İnanamadım karşımdakinin, sabahki mantıklı, müzmin adam
olduğuna. Neler diyordu ki. İnsanlar eski çağlardan beri ayı
boyamayı kafalarına koymuşlardır diye devam etti. Renginin önemi
yok. Ben maviyi tercih ederim ama perşembeleri sarı bir başka
güzel. Hem güneşle karıştırırlar insanlar, hoş bir ortam olur
belki. Ama duvarı yükseltmek lazım perşembeleri. Başka türlü
ikna edemeyiz kimseyi. Hiç düşündün mü perşembe yerine her gün
yapsaydık bu duvarı nereye gitmişti şimdi. Çin seddi dışında
bir yere giden bir duvar bilmiyordum ben. Ama bunu ona söylemedim.
Gaza getirmek istemedim daha fazla. Zaten yeterince gazdaydı. Belli
bir yaştan sonra fişlerini çekmek lazım böyle insanların. Hala konuşuyormuş. Evet, duvarlar önemli.
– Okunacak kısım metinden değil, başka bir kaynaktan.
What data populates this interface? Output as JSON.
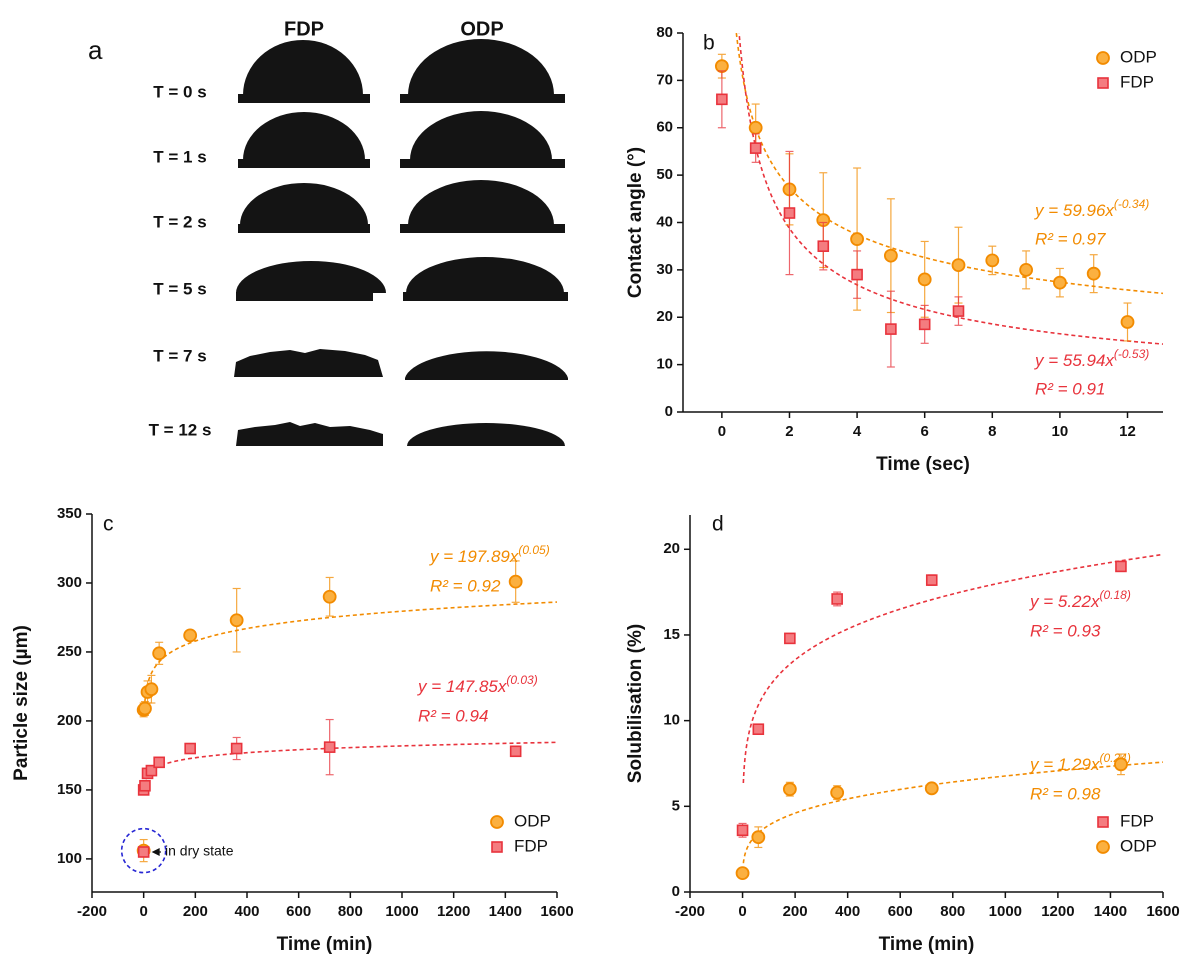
{
  "panel_a": {
    "label": "a",
    "columns": [
      "FDP",
      "ODP"
    ],
    "rows": [
      "T = 0 s",
      "T = 1 s",
      "T = 2 s",
      "T = 5 s",
      "T = 7 s",
      "T = 12 s"
    ]
  },
  "chart_data": [
    {
      "type": "scatter",
      "panel_label": "b",
      "xlabel": "Time (sec)",
      "ylabel": "Contact angle (°)",
      "xlim": [
        -1.15,
        13.05
      ],
      "ylim": [
        0,
        80
      ],
      "xticks": [
        0,
        2,
        4,
        6,
        8,
        10,
        12
      ],
      "yticks": [
        0,
        10,
        20,
        30,
        40,
        50,
        60,
        70,
        80
      ],
      "legend": "upper right",
      "series": [
        {
          "name": "ODP",
          "color": "#f28b00",
          "fill": "#fbb040",
          "marker": "circle",
          "x": [
            0,
            1,
            2,
            3,
            4,
            5,
            6,
            7,
            8,
            9,
            10,
            11,
            12
          ],
          "values": [
            73,
            60,
            47,
            40.5,
            36.5,
            33,
            28,
            31,
            32,
            30,
            27.3,
            29.2,
            19
          ],
          "errors": [
            2.5,
            5,
            7.5,
            10,
            15,
            12,
            8,
            8,
            3,
            4,
            3,
            4,
            4
          ],
          "fit": {
            "coef": 59.96,
            "exp": -0.34,
            "equation": "y = 59.96x",
            "exponent": "(-0.34)",
            "r2": "R² = 0.97"
          }
        },
        {
          "name": "FDP",
          "color": "#e8333c",
          "fill": "#f47c80",
          "marker": "square",
          "x": [
            0,
            1,
            2,
            3,
            4,
            5,
            6,
            7
          ],
          "values": [
            66,
            55.7,
            42,
            35,
            29,
            17.5,
            18.5,
            21.3
          ],
          "errors": [
            6,
            3,
            13,
            5,
            5,
            8,
            4,
            3
          ],
          "fit": {
            "coef": 55.94,
            "exp": -0.53,
            "equation": "y = 55.94x",
            "exponent": "(-0.53)",
            "r2": "R² = 0.91"
          }
        }
      ]
    },
    {
      "type": "scatter",
      "panel_label": "c",
      "xlabel": "Time (min)",
      "ylabel": "Particle size (µm)",
      "xlim": [
        -200,
        1600
      ],
      "ylim": [
        76,
        350
      ],
      "xticks": [
        -200,
        0,
        200,
        400,
        600,
        800,
        1000,
        1200,
        1400,
        1600
      ],
      "yticks": [
        100,
        150,
        200,
        250,
        300,
        350
      ],
      "legend": "lower right",
      "annotation": "in dry state",
      "series": [
        {
          "name": "ODP",
          "color": "#f28b00",
          "fill": "#fbb040",
          "marker": "circle",
          "x": [
            0,
            5,
            15,
            30,
            60,
            180,
            360,
            720,
            1440
          ],
          "values": [
            208,
            209,
            221,
            223,
            249,
            262,
            273,
            290,
            301
          ],
          "errors": [
            5,
            5,
            8,
            10,
            8,
            3,
            23,
            14,
            15
          ],
          "dry": {
            "x": 0,
            "value": 106,
            "error": 8
          },
          "fit": {
            "coef": 197.89,
            "exp": 0.05,
            "equation": "y = 197.89x",
            "exponent": "(0.05)",
            "r2": "R² = 0.92"
          }
        },
        {
          "name": "FDP",
          "color": "#e8333c",
          "fill": "#f47c80",
          "marker": "square",
          "x": [
            0,
            5,
            15,
            30,
            60,
            180,
            360,
            720,
            1440
          ],
          "values": [
            150,
            153,
            162,
            164,
            170,
            180,
            180,
            181,
            178
          ],
          "errors": [
            2,
            3,
            3,
            3,
            2,
            3,
            8,
            20,
            3
          ],
          "dry": {
            "x": 0,
            "value": 105,
            "error": 3
          },
          "fit": {
            "coef": 147.85,
            "exp": 0.03,
            "equation": "y = 147.85x",
            "exponent": "(0.03)",
            "r2": "R² = 0.94"
          }
        }
      ]
    },
    {
      "type": "scatter",
      "panel_label": "d",
      "xlabel": "Time (min)",
      "ylabel": "Solubilisation (%)",
      "xlim": [
        -200,
        1600
      ],
      "ylim": [
        0,
        22
      ],
      "xticks": [
        -200,
        0,
        200,
        400,
        600,
        800,
        1000,
        1200,
        1400,
        1600
      ],
      "yticks": [
        0,
        5,
        10,
        15,
        20
      ],
      "legend": "lower right",
      "series": [
        {
          "name": "FDP",
          "color": "#e8333c",
          "fill": "#f47c80",
          "marker": "square",
          "x": [
            0,
            60,
            180,
            360,
            720,
            1440
          ],
          "values": [
            3.6,
            9.5,
            14.8,
            17.1,
            18.2,
            19
          ],
          "errors": [
            0.4,
            0.1,
            0.1,
            0.4,
            0.3,
            0.1
          ],
          "fit": {
            "coef": 5.22,
            "exp": 0.18,
            "equation": "y = 5.22x",
            "exponent": "(0.18)",
            "r2": "R² = 0.93"
          }
        },
        {
          "name": "ODP",
          "color": "#f28b00",
          "fill": "#fbb040",
          "marker": "circle",
          "x": [
            0,
            60,
            180,
            360,
            720,
            1440
          ],
          "values": [
            1.1,
            3.2,
            6.0,
            5.8,
            6.05,
            7.45
          ],
          "errors": [
            0.1,
            0.6,
            0.4,
            0.4,
            0.1,
            0.6
          ],
          "fit": {
            "coef": 1.29,
            "exp": 0.24,
            "equation": "y = 1.29x",
            "exponent": "(0.24)",
            "r2": "R² = 0.98"
          }
        }
      ]
    }
  ]
}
Bazıları bu gece olduğu
gibi aya çıkıp boya yapmak için istiyorlar, bazıları için ise
dünyadaki insanların gözünü boyamak yetiyor. Öyle boyuyorlar ki
karısında olanlar onlara sarılmak , öpmek bile isteyebiliyorlar.
Gel biz böyle insanlardan olmayalım. Sadece ay için yapalım
duvarımızı. Dolun olan ay için hem. Bizi öpecek varsın olmasın-
ama boyayalım ayı hatta sonra da belki venüsü. Güneş kıskansın onları. Önce bizi, duvarımızı görsün- ben güneşim
ama günemedim bu yaz - bu duvarlar kesti beni desin. Şaşırsın
hatta konuşamasın. Peki dedim ben sonra susturmak için.